Ambulance bosses have praised the work of staff after a good report.
The North East Ambulance Service NHS Foundation Trust (NEAS) has been rated ‘Good’ following a Care Quality Commission (CQC) inspection last October.
The CQC rated NEAS as Good in all its categories – safe, effective, caring, responsive and well-led.
During the inspection, the CQC team looked specifically at management and leadership of NEAS, in addition to inspecting core services of the NHS111 service and the emergency operations centre (EOC).
The CQC rated these core services as Good, which means NEAS maintains its track record of being highly rated by the healthcare regulator. The ambulance service was rated Good at its last CQC inspection in April 2016.
NEAS chief executive Yvonne Ormston, MBE, said: “I am delighted that our service has been rated as Good overall.
“This is fabulous news and testament to the care and professionalism that all of our staff dedicate to our patients and service.
“Our workforce is committed to providing the best possible patient care, often in incredibly difficult circumstances, and I am pleased on their behalf that this has been recognised.
“More than 2.7 million people across the north east rely on our services and the CQC has recognised the pivotal role we are playing in the development of urgent and emergency care services in our community.”
Inspectors’ comprehensive assessment of NEAS found:
• Staff were caring and provided compassionate care.
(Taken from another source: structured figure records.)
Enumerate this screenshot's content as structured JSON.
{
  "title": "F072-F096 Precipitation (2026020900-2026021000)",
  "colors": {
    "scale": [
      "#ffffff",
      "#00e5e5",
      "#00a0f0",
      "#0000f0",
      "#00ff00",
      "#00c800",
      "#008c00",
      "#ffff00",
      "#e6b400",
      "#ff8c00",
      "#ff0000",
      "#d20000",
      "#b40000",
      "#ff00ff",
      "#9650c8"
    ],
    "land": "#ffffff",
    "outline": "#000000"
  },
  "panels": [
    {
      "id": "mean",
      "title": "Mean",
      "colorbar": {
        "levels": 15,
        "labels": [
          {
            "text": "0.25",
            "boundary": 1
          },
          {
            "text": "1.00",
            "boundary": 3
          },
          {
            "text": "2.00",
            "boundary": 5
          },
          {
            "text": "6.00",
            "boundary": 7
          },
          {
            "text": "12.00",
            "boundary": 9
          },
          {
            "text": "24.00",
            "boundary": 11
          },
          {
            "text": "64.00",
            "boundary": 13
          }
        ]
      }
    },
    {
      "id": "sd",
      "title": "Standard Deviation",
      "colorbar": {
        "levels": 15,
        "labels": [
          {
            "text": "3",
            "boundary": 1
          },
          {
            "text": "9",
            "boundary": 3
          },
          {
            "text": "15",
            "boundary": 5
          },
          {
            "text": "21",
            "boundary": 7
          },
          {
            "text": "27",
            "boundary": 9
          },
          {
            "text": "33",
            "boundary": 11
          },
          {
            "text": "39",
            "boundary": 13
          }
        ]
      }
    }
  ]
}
Accurate, timely and clear information was provided to patients and callers about their condition and followed the clinical pathways.
• Staff understood patients’ personal, cultural, social and religious needs. They displayed an understanding and non-judgemental attitude to all patients.
• Managers across the trust promoted a positive culture that supported and valued staff, creating a sense of common purpose based on shared values.
• Staff understood how to protect patients from abuse and the trust worked well with other agencies to do so.
• NEAS used a demand forecasting tool to identify which resources would be required on which shifts to meet demand.
• Managers monitored the effectiveness of care and treatment and used the findings to improve them. They compared local results with those of other services to learn from them.
• NEAS had performed above average against other NHS ambulance trusts in five of the seven measures on the new Ambulance Response Programme.
The CQC report also highlighted that NEAS won the Enhancing Patient Dignity category for its end of life services in the Nursing Times Awards 2017. The end of life service provided responsive and timely patient transport across the north east for patients with palliative/end of life care needs, enabling them to be cared for and die in the place of their choice.
Professor Ted Baker, CQC, chief inspector of hospitals, said: “Since its last inspection, the North East Ambulance Service NHS Foundation Trust has worked hard to maintain its rating. I do congratulate it on its overall Good rating.
“When inspectors monitored calls in the emergency operations centres, they found that all the staff involved were calm, professional and considerate of patients’ needs.
“I applaud the steps the trust has taken to deal with instances of high demand.”